Week of June 25 – Need For Space

The industrial market during the Covid-19 period, now edging back to normality, is a lesson on disruption. The most visible example are container ships backed into the sea and unable to unload goods because there is not enough dock space available at the ports. It is the same at warehouses and container yards: too many products and not enough space.

The result is rent surges and whispers for space. Tenants are paying above asking rates and taking longer leases than they would normally like. With competitive offers, credit is the deciding factor. Landlords benefit by keeping their buildings full, at top rents, with excellent tenants. Companies that secured space in anticipation of supply chain disruptions and created resiliency are now in the enviable position of having room for growth and can sublease to others.

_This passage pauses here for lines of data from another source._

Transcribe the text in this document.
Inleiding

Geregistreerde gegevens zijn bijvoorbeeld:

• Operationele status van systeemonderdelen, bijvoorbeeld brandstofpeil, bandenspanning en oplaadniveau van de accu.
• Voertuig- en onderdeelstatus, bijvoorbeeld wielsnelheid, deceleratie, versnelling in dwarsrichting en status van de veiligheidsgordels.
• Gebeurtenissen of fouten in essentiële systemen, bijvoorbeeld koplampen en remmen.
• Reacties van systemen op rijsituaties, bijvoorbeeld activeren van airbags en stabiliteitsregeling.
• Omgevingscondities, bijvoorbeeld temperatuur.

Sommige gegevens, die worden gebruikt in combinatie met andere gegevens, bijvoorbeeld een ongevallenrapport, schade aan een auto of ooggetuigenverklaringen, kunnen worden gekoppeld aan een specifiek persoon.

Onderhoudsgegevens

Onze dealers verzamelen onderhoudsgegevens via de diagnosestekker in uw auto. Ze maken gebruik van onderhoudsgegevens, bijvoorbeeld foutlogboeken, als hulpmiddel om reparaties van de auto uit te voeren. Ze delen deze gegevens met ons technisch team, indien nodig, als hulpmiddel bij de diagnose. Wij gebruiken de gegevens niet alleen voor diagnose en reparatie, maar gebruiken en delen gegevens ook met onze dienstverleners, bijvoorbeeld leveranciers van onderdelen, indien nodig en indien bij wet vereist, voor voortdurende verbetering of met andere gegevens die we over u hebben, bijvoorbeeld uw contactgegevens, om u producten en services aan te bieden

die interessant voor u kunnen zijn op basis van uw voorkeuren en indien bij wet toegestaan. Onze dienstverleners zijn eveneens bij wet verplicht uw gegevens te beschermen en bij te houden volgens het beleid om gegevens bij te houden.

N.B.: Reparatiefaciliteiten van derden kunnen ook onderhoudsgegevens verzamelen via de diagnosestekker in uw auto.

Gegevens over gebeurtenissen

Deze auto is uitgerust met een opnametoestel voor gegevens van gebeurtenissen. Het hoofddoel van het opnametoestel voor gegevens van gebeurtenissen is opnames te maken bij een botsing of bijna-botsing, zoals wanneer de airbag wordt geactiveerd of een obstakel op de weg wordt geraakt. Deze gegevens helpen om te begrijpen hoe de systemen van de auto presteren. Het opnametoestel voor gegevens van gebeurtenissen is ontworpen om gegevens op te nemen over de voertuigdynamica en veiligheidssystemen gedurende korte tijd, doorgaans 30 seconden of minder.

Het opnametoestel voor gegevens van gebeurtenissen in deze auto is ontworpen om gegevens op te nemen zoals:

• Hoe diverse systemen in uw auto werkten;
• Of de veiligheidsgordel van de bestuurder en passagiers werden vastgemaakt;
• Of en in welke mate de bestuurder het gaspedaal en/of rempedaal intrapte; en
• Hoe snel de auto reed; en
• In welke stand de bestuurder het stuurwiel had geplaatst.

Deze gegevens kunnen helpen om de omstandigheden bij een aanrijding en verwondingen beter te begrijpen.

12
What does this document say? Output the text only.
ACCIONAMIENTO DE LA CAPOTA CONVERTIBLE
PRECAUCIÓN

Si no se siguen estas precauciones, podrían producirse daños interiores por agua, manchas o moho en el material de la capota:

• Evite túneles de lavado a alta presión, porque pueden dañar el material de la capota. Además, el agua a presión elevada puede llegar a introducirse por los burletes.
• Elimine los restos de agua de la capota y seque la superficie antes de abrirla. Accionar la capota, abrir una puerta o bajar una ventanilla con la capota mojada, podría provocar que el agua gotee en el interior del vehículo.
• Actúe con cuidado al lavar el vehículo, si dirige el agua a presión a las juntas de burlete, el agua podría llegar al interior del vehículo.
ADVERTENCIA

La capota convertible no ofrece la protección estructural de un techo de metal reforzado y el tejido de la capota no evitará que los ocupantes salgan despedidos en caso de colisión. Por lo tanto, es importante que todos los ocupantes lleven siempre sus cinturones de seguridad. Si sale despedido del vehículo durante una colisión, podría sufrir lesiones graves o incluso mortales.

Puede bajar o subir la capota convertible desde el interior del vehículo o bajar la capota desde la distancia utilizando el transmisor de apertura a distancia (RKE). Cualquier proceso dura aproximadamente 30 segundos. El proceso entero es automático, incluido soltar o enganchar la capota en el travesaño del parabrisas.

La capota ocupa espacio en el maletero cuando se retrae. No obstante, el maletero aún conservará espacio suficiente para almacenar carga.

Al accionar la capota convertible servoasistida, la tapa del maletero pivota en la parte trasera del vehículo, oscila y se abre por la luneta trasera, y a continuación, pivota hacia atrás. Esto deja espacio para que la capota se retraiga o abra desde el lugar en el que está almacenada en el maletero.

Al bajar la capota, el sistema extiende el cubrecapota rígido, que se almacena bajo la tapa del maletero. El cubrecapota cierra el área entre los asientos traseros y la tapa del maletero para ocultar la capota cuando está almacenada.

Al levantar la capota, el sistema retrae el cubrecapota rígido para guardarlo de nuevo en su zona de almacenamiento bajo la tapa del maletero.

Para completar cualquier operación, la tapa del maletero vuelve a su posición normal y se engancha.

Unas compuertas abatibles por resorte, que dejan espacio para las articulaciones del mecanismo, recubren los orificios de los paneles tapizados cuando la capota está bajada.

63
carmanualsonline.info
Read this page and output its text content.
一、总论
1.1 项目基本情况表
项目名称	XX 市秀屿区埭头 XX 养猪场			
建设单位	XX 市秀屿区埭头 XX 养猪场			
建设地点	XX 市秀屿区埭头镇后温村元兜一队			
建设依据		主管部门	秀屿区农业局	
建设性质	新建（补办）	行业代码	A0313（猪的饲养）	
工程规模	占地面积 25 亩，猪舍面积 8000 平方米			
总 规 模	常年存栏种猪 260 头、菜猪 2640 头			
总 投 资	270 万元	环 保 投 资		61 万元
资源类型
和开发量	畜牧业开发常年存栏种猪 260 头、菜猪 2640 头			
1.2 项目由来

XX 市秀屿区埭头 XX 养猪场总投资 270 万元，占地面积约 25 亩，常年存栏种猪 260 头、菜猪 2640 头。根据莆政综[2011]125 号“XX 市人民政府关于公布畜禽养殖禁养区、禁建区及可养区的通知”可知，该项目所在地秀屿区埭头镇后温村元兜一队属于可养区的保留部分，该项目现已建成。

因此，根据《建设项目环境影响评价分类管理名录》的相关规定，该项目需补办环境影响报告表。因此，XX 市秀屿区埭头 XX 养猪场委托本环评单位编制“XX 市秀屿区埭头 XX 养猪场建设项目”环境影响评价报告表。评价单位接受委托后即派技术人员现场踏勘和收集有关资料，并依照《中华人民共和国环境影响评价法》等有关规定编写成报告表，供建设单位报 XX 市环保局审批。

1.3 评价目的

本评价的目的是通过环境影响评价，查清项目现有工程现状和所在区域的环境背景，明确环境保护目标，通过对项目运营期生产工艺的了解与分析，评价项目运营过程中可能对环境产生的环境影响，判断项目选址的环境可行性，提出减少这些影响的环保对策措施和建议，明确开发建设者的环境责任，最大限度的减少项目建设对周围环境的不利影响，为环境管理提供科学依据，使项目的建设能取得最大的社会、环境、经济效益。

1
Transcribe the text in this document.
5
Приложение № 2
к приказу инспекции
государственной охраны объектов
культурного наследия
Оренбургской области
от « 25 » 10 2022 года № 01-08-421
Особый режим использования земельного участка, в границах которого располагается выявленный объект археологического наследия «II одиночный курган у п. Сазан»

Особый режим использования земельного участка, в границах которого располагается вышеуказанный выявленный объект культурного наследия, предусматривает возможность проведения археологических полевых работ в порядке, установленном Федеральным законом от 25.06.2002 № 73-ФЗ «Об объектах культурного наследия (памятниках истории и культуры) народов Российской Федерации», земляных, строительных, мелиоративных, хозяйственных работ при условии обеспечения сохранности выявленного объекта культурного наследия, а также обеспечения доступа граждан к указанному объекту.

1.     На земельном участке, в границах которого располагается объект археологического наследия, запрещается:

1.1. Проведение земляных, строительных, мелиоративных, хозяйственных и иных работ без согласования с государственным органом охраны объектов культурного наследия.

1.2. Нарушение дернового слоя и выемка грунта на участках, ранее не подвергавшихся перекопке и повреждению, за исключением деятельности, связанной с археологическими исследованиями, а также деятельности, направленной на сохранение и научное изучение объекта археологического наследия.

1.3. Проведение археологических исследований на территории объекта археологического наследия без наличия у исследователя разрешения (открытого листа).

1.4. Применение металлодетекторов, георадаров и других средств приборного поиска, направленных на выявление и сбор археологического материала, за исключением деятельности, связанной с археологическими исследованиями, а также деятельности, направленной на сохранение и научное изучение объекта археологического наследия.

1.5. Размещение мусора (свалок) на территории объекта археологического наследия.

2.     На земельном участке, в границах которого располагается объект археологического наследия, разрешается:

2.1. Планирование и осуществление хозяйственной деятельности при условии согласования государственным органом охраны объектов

The market has shifted from “a search for yield” to “a need for space”. One broker friend put it, “No one is objecting to the rent, they just want the space.”

If extreme space constraints, by itself, were not enough of a market propellant, it was already a hot market for investors. Not only do we have the lowest interest rates of a lifetime, operating in negative territory for long stretches. There has been a massive generational change by the largest institutional funds to shift assets to alternative investments like real estate. Prime examples are high end investment funds competing against owner/users for old warehouses in industrial areas. Los Angeles is home to the dynamic combination of plentiful liquidity, intense space scarcities and surging industrial activity. The result is strong wealth creation by families and professional investors.

While leaving California is popular with some, most companies cannot disengage from Southern California without impairing their business. They will lose access to a vast consumer market, the gateway port complex, diverse labor, industrial transport and infrastructure. Until the cycle changes, tenants are forced to scramble and “pay up” for space.

(This is our final Commentary and we’ll return to publishing out insights in blog format.)